Researchers at KLAS (Orem, Utah) sought to address these issues in a report released in February called “Single Sign-On Context Management,” which provides a database of information about the technologies based on comments from users. “We hope that through this publication, others will start to focus on where there are opportunities for improvements within clinical workflow,” says Paul Pitcher, KLAS research director and author of the report.

“Identity, access management, security and privacy are hot topics, and providers are looking for answers,” he says, adding that while SSO doesn't solve all of those issues, it is a crucial component.

Davis agrees, noting that the facilities most likely to seek out — and benefit from — SSO technologies are those that have disparate systems, such as the 800-bed, three-hospital network Lehigh Valley Hospital and Health Network (LVHHN) in Allentown, Pa.

“We're best of breed here, which really pushes the need for SSO,” says Gregg Zahour, director of IT services at LVHHN, who chose to install Fusion by Carefx (Scottsdale, Ariz.), which is integrated with Islandia, N.Y.-based CA's eTrust SSO solution. “Doctors want to have a one-stop shop,” Zahour says. “They want to go to one or two screens and get all the information, and it's our job to deliver that.”

Getting it started

Once the decision has been made to deploy SSO, a facility needs to identify what specific tasks the technology will be relied upon to address.

Michael Krouse, CIO at Columbus-based OhioHealth, had three primary objectives in mind when Dublin Methodist Hospital (Dublin, Ohio) opted to implement the OneSign platform from Lexington, Mass.-based Imprivata. The first issue was productivity, which he felt was significantly compromised by the fact that clinicians had to remember so many user names and passwords when bouncing between as many as five systems. The second factor was patient safety. “When you have a complex environment, it leads to shortcuts,” he says. “And when you have shortcuts, you begin to compromise your security and privacy policies.”

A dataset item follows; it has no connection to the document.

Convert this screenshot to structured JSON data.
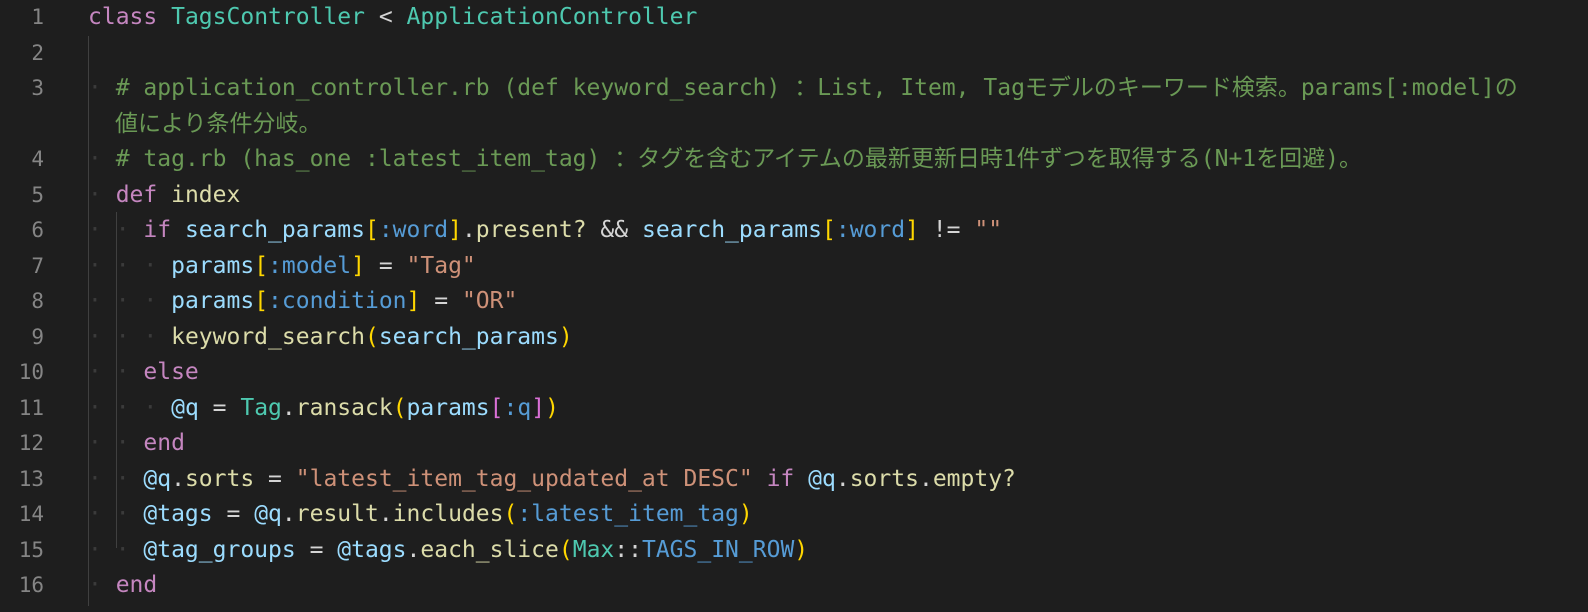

The third issue deals with authentication, a topic that is particularly relevant in states such as Ohio, which have adopted stringent policies to help more effectively govern the distribution of prescription medications. The Ohio State Board of Pharmacy requires that anyone involved in the administration of medications provide positive identification both before and during the processes of dispensing the medication. Three states have passed similar laws and 10 more are in the process of adopting legislation, according to Krouse, who expects the initiative to roll out nationwide in the near future. As a result, he says, the industry could see a significant spike in SSO deployment.

A push to implement SSO wouldn't surprise Davis. “You don't implement SSO because of ROI. You implement it because of regulatory requirements and risk mitigation,” he says. “What you're trying to do is make sure you don't violate HIPAA laws or security relative to exposing patient information. That's probably the biggest thing.” (See sidebar for more information.)

At Dublin — an all-digital facility that opened its doors in January — the SSO implementation was a relatively smooth one. Not only were there no hard-wired applications, which made it easier to physically move devices, but the biometric readers and fingerprint scanners are built directly into the notebook computers carried around by physicians. “It's certainly made life a lot easier and it's why we were able to do some of this pilot stuff at a brand new facility,” says Krouse.

Sandy Bakich

At some of Ohio Health's other hospitals (there are 16 in total), the process has been much more challenging. “We've had to go back and retroactively fit the other facilities with an SSO,” says Krouse. “We have to be careful because every device has to be touched and introduced with biometrics. It's a very systematic roll-out process.”

According to Krouse, there are two primary strategies for implementing SSO. “You either do a ‘big bang’ where everyone is up at once, which can be difficult, or you do it in a staged and rolled out fashion,” he says. The former requires that administrators scan, authenticate fingerprints, and touch and reconfigure desktops for all users at once, an undertaking that isn't always practical or even possible.

With the latter method — what Krouse refers to as “rolling out in large chunks” — he recommends starting with one unit, such as ER physicians, then moving on to another group once they are all up and running. “It can get frustrating,” Krouse says. “You have to be very careful about how you roll it out. You do it in stages,” he says, no matter how great the temptation to move to the next unit before the first is complete.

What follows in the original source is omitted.